Day 122

Endless plains

Unbelievably the Americans were still shouting at each other, shattering the tranquility of the lake at sunrise the next morning, but this time across one end of the breakfast buffet to the other. I may have muttered next to them ‘will they ever stop talking’, in an indiscreet stage whisper.

As we drove out of the lodge towards Ngorongoro, we saw even more wildlife in the grounds: this time the baby warthogs were especially cute. It was a long drive both to, and then descending into, the crater, but it was worth it. The Ngorongoro crater is a huge caldera formed millions of years ago, and whose topography– a large flat plain surrounded by a natural 700m high ‘wall’ – creates the perfect ecosystem for both grazing wild animals and the predators who feed on them. It is difficult to describe the ‘wow’ factor of seeing hundreds, if not thousands, of zebra, wildebeest and gazelle all grazing together across the vast plain. In addition to these, we saw several lions, a rare black rhino, hippos (including those basking in the ‘hippo pool’ whilst we had our picnic lunch) and the odd elephant too. A huge troop of baboons greeted us on arrival and departure from the conservation area – keenly looking at us to see if we had any food worth stealing. When you observe the behaviours of families and groups of animals together in their natural environment – mother monkey breaking up a fight between two of her children; a female zebra fighting off the advances of an unwanted male suitor; three lions slouched together having a doze – it does make you think have we really evolved that much as a species (especially as, like many of them, we can’t seem to stop fighting amongst ourselves).

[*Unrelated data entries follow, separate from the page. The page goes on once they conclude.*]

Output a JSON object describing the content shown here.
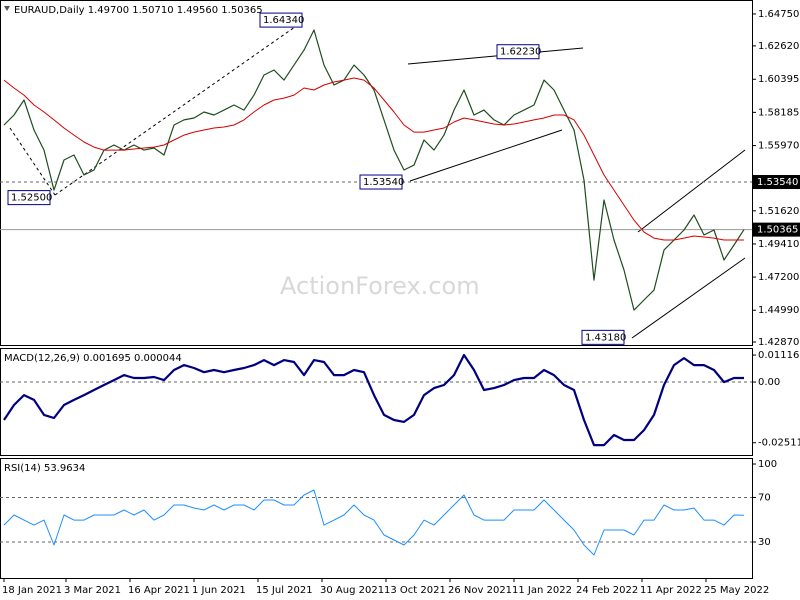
{
  "watermark": "ActionForex.com",
  "chart_data": [
    {
      "type": "line",
      "title": "EURAUD,Daily  1.49700 1.50710 1.49560 1.50365",
      "xlim": [
        -0.4,
        74.8
      ],
      "ylim": [
        1.4267,
        1.6568
      ],
      "yticks": [
        {
          "value": 1.6475,
          "label": "1.64750"
        },
        {
          "value": 1.6262,
          "label": "1.62620"
        },
        {
          "value": 1.60395,
          "label": "1.60395"
        },
        {
          "value": 1.58185,
          "label": "1.58185"
        },
        {
          "value": 1.5597,
          "label": "1.55970"
        },
        {
          "value": 1.5162,
          "label": "1.51620"
        },
        {
          "value": 1.4941,
          "label": "1.49410"
        },
        {
          "value": 1.472,
          "label": "1.47200"
        },
        {
          "value": 1.4499,
          "label": "1.44990"
        },
        {
          "value": 1.4287,
          "label": "1.42870"
        }
      ],
      "levels": [
        {
          "value": 1.5354,
          "label": "1.53540",
          "style": "dashed"
        },
        {
          "value": 1.50365,
          "label": "1.50365",
          "style": "solid"
        }
      ],
      "series": [
        {
          "name": "EURAUD",
          "color": "#1f4d1f",
          "width": 1.2,
          "values": [
            1.5734,
            1.5801,
            1.5901,
            1.5701,
            1.5567,
            1.53,
            1.5501,
            1.5534,
            1.5401,
            1.5434,
            1.5567,
            1.5601,
            1.5567,
            1.5601,
            1.5567,
            1.5581,
            1.5534,
            1.5734,
            1.5768,
            1.5781,
            1.5821,
            1.5801,
            1.5834,
            1.5868,
            1.5834,
            1.5934,
            1.6068,
            1.6101,
            1.6034,
            1.6134,
            1.6234,
            1.6368,
            1.6134,
            1.6001,
            1.6034,
            1.6134,
            1.6068,
            1.5968,
            1.5768,
            1.5567,
            1.5434,
            1.5467,
            1.5634,
            1.5567,
            1.5667,
            1.5834,
            1.5968,
            1.5801,
            1.5834,
            1.5768,
            1.5734,
            1.5801,
            1.5834,
            1.5868,
            1.6034,
            1.5968,
            1.5834,
            1.5701,
            1.5367,
            1.47,
            1.5234,
            1.4967,
            1.4767,
            1.45,
            1.4567,
            1.4633,
            1.49,
            1.4967,
            1.5034,
            1.5134,
            1.5001,
            1.5034,
            1.4834,
            1.4934,
            1.50365
          ]
        },
        {
          "name": "MA",
          "color": "#d40000",
          "width": 1,
          "values": [
            1.6034,
            1.5981,
            1.5934,
            1.5868,
            1.5821,
            1.5768,
            1.5714,
            1.5667,
            1.5621,
            1.5587,
            1.5567,
            1.5567,
            1.5567,
            1.5574,
            1.5581,
            1.5587,
            1.5601,
            1.5634,
            1.5667,
            1.5687,
            1.5701,
            1.5714,
            1.5721,
            1.5734,
            1.5768,
            1.5821,
            1.5868,
            1.5901,
            1.5914,
            1.5934,
            1.5981,
            1.5968,
            1.6001,
            1.6021,
            1.6034,
            1.6048,
            1.6034,
            1.5981,
            1.5901,
            1.5821,
            1.5734,
            1.5687,
            1.5687,
            1.5701,
            1.5714,
            1.5754,
            1.5781,
            1.5768,
            1.5754,
            1.5741,
            1.5734,
            1.5741,
            1.5754,
            1.5768,
            1.5781,
            1.5801,
            1.5801,
            1.5768,
            1.5667,
            1.5534,
            1.5401,
            1.53,
            1.52,
            1.51,
            1.502,
            1.498,
            1.4967,
            1.4967,
            1.498,
            1.4994,
            1.4987,
            1.498,
            1.4967,
            1.4967,
            1.4967
          ]
        }
      ],
      "annotations": [
        {
          "value": 1.525,
          "label": "1.52500"
        },
        {
          "value": 1.6434,
          "label": "1.64340"
        },
        {
          "value": 1.5354,
          "label": "1.53540"
        },
        {
          "value": 1.6223,
          "label": "1.62230"
        },
        {
          "value": 1.4318,
          "label": "1.43180"
        }
      ]
    },
    {
      "type": "line",
      "title": "MACD(12,26,9) 0.001695 0.000044",
      "xlim": [
        -0.4,
        74.8
      ],
      "ylim": [
        -0.0302,
        0.0141
      ],
      "yticks": [
        {
          "value": 0.011168,
          "label": "0.011168"
        },
        {
          "value": 0,
          "label": "0.00"
        },
        {
          "value": -0.025117,
          "label": "-0.025117"
        }
      ],
      "levels": [
        0
      ],
      "series": [
        {
          "name": "MACD",
          "color": "#000080",
          "width": 2.2,
          "values": [
            -0.0157,
            -0.0095,
            -0.0054,
            -0.0074,
            -0.0136,
            -0.0149,
            -0.0095,
            -0.0074,
            -0.0054,
            -0.0033,
            -0.0012,
            0.0008,
            0.0029,
            0.0017,
            0.0017,
            0.0021,
            0.0008,
            0.005,
            0.007,
            0.0058,
            0.0041,
            0.005,
            0.0041,
            0.005,
            0.0058,
            0.007,
            0.0091,
            0.007,
            0.0091,
            0.0083,
            0.0029,
            0.0091,
            0.0083,
            0.0029,
            0.0029,
            0.005,
            0.0041,
            -0.0054,
            -0.0136,
            -0.0157,
            -0.0165,
            -0.0136,
            -0.0054,
            -0.0025,
            -0.0012,
            0.0029,
            0.0112,
            0.005,
            -0.0033,
            -0.0025,
            -0.0012,
            0.0008,
            0.0017,
            0.0017,
            0.005,
            0.0029,
            -0.0012,
            -0.0033,
            -0.0157,
            -0.0261,
            -0.0261,
            -0.0219,
            -0.024,
            -0.024,
            -0.0199,
            -0.0136,
            -0.0012,
            0.007,
            0.0099,
            0.007,
            0.007,
            0.005,
            0,
            0.0017,
            0.001695
          ]
        }
      ]
    },
    {
      "type": "line",
      "title": "RSI(14) 53.9634",
      "xlim": [
        -0.4,
        74.8
      ],
      "ylim": [
        -2.3,
        105.4
      ],
      "yticks": [
        100,
        70,
        30
      ],
      "levels": [
        70,
        30
      ],
      "series": [
        {
          "name": "RSI",
          "color": "#1e90ff",
          "width": 1,
          "values": [
            45.2,
            54.2,
            49.7,
            45.2,
            49.7,
            27.3,
            54.2,
            49.7,
            49.7,
            54.2,
            54.2,
            54.2,
            58.7,
            54.2,
            58.7,
            49.7,
            54.2,
            63.2,
            63.2,
            60.5,
            58.7,
            63.2,
            58.7,
            63.2,
            63.2,
            58.7,
            67.7,
            67.7,
            63.2,
            63.2,
            72.2,
            76.7,
            45.2,
            49.7,
            54.2,
            63.2,
            54.2,
            49.7,
            36.3,
            31.8,
            27.3,
            36.3,
            49.7,
            45.2,
            54.2,
            63.2,
            72.2,
            54.2,
            49.7,
            49.7,
            49.7,
            58.7,
            58.7,
            58.7,
            67.7,
            58.7,
            49.7,
            40.8,
            27.3,
            18.3,
            40.8,
            40.8,
            40.8,
            36.3,
            49.7,
            49.7,
            63.2,
            58.7,
            58.7,
            60.5,
            49.7,
            49.7,
            45.2,
            54.2,
            53.9634
          ]
        }
      ],
      "xticks": [
        {
          "value": 0,
          "label": "18 Jan 2021"
        },
        {
          "value": 6.2,
          "label": "3 Mar 2021"
        },
        {
          "value": 12.6,
          "label": "16 Apr 2021"
        },
        {
          "value": 19,
          "label": "1 Jun 2021"
        },
        {
          "value": 25.4,
          "label": "15 Jul 2021"
        },
        {
          "value": 31.8,
          "label": "30 Aug 2021"
        },
        {
          "value": 38.2,
          "label": "13 Oct 2021"
        },
        {
          "value": 44.6,
          "label": "26 Nov 2021"
        },
        {
          "value": 51,
          "label": "11 Jan 2022"
        },
        {
          "value": 57.4,
          "label": "24 Feb 2022"
        },
        {
          "value": 63.8,
          "label": "11 Apr 2022"
        },
        {
          "value": 70.2,
          "label": "25 May 2022"
        }
      ]
    }
  ]
}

R and I reflected on how lucky we were to have had another great day of game viewing as we made our way to our next overnight stop, which was a lodge just outside the crater. As we got a drink to sit in the beautiful gardens, with a view to the mountain opposite, we realized another group of – guess which nationality – were shouting loudly at one another on their table, which was probably 60ft away, but whose conversation everyone else in the peaceful garden could hear clearly.  I’m beginning to think self-awareness is not a characteristic that comes naturally to many Americans.

We were awoken at 4.30am by the sound of torrential rain, and then a large thunderstorm, which continued for some time. We have had rain at some point each day for the last five days: as I have mentioned before, this should be a dry month in this part of the world. It was still raining heavily as we left the lodge at 8.15am for our drive to the Ndutu plains, part of the Ngorongoro conservation area. Ndutu lies to the south of the Serengeti, meaning ‘endless plains’ in Swahili,  and we could see why. Once we had driven well into it, you could see miles of plain in either direction, only ending where it met the horizon. No wonder grazing animals like it here, making it easy for them to spot potential predators – at least during daylight. The rain continued to fall though, turning the main tracks into small rivers, with pot holes the size of garden ponds. It was too risky for our driver to get the 4×4 stuck in the minor tracks – we saw one tour vehicle being rescued by a tractor – so every vehicle stuck to the main routes, creating bottle necks at times. One highlight of today was seeing two male impala literally locking horns to fight for dominance. We could hear them really bashing into one another. Eventually one sloped off, defeated. The poor weather didn’t help us spot any more lions or other predators. We did though see the spectacular sight of hundreds of wildebeest, joined by dozens and dozens of zebra – cross the track in front of us. A fascinating sight to see them run across the plains en masse. As we were leaving we also saw yellow billed stork, and a cute golden jackal – like a light tan coloured fox – hunting and eating some vermin prey in the shrubs around us.

We are spending the night in a tented camp that is actually in the Serengeti. We have been told we cannot leave our tents at night as animals do prowl the grounds occasionally. Let’s hope R doesn’t choose tonight as a night to go sleep walking.